ORGANIC ELECTRIC MEMORY DEVICE BASED ON PHOSPHONIC ACID OR TRICHLOROSILANE-MODIFIED ITO GLASS SUBSTRATE AND PREPARATION METHOD THEREOF

Abstract

The invention discloses an organic electric memory device based on phosphonic acid or trichlorosilane-modified ITO glass substrate and a preparation method thereof. The preparation method comprises the following steps of 1) cleaning the ITO glass substrate; 2) forming a phosphonic acid or trichlorosilane modified layer; 3) forming an organic coating film layer; and 4) forming an electrode, and finally obtaining the organic electric memory device.
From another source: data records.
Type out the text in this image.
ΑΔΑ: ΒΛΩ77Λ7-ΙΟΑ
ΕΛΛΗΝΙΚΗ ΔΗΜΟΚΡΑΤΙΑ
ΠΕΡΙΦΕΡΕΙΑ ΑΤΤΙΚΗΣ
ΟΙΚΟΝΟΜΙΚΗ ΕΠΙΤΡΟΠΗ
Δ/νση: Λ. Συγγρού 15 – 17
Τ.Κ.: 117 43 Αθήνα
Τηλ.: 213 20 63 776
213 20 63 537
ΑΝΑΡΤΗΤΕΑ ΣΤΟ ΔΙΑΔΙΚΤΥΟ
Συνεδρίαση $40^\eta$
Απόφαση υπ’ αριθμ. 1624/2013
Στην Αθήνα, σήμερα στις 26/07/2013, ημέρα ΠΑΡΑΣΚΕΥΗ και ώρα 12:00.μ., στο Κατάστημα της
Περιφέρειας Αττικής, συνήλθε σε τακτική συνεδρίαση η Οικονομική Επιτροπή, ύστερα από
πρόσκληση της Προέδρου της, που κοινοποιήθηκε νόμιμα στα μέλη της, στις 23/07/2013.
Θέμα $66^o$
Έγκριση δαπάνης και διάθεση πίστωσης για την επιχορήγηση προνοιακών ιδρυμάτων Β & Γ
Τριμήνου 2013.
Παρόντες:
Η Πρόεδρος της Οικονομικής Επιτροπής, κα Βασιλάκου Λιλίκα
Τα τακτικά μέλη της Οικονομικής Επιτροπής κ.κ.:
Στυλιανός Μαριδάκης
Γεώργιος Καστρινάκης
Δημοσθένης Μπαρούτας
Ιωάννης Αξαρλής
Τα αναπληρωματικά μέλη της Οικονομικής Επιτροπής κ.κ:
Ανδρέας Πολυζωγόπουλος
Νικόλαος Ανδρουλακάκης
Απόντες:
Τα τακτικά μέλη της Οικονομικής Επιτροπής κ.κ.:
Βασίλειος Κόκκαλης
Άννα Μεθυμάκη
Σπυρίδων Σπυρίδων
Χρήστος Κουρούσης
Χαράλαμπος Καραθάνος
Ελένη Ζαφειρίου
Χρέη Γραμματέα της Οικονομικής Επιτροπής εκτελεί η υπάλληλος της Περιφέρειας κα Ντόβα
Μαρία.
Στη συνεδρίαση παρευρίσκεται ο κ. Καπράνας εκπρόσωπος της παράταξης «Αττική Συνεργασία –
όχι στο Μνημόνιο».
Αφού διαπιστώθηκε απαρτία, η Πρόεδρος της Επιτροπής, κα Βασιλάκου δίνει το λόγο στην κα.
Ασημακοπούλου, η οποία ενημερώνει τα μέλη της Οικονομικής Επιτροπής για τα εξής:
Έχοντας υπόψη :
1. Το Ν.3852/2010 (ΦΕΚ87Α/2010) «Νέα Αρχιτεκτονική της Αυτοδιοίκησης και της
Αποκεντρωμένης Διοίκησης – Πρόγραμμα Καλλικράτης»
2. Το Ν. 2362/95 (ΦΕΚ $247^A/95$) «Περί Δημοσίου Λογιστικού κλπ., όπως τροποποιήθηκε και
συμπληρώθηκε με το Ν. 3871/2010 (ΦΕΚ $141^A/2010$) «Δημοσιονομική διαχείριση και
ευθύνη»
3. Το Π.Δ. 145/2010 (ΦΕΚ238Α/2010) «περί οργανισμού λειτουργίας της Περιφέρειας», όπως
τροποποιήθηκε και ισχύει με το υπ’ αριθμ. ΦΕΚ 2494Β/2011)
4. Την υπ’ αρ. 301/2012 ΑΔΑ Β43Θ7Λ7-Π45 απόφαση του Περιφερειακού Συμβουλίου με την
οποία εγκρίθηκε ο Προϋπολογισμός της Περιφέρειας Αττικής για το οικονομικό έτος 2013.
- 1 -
By adoption of the method, a series of sandwich-type organic electric memory devices are prepared; meanwhile, the preparation method is simple, convenient, fast, and easy to operate; compared with the conventional device, the turn-on voltage of the organic electric memory device is lowered, the yield of the multi-level system is improved, and the problem of relatively low ternary productivity at present is solved; and therefore, the organic electric memory device has extremely high application value in the future memory fields.

Claims

1. A preparation method for an organic electric memory device based on a phosphonic acid or trichlorosilane-modified ITO glass substrate, which comprises the following steps: (1) cleaning the ITO glass substrate with ultrasonic cleaning method; (2) the ITO glass substrate is modified with phosphonic acid by a tethered method, or with trichlorosilane by spin coating, to form a modified layer, wherein the modified layer is a monolayer of phosphonic acid molecule or a monolayer of trichlorosilane molecule; said phosphonic acid is arylphosphonic acid or alkylphosphonic acid; said trichlorosilane has the formula of RSiCl.sub.3, wherein R is a linear alkyl group; (3) depositing organic coating material on the modified layer to form an organic coating layer, wherein said organic coating layer has a thickness of 80 to 100 nm; said organic coating material is a squaric acid-based organic substance; (4) depositing electrode material on the organic coating layer to form an electrode, wherein the thickness of said electrode is 80 to 100 nm, obtaining the organic electric memory device based on the phosphoric acid or trichlorosilane-modified ITO glass substrate.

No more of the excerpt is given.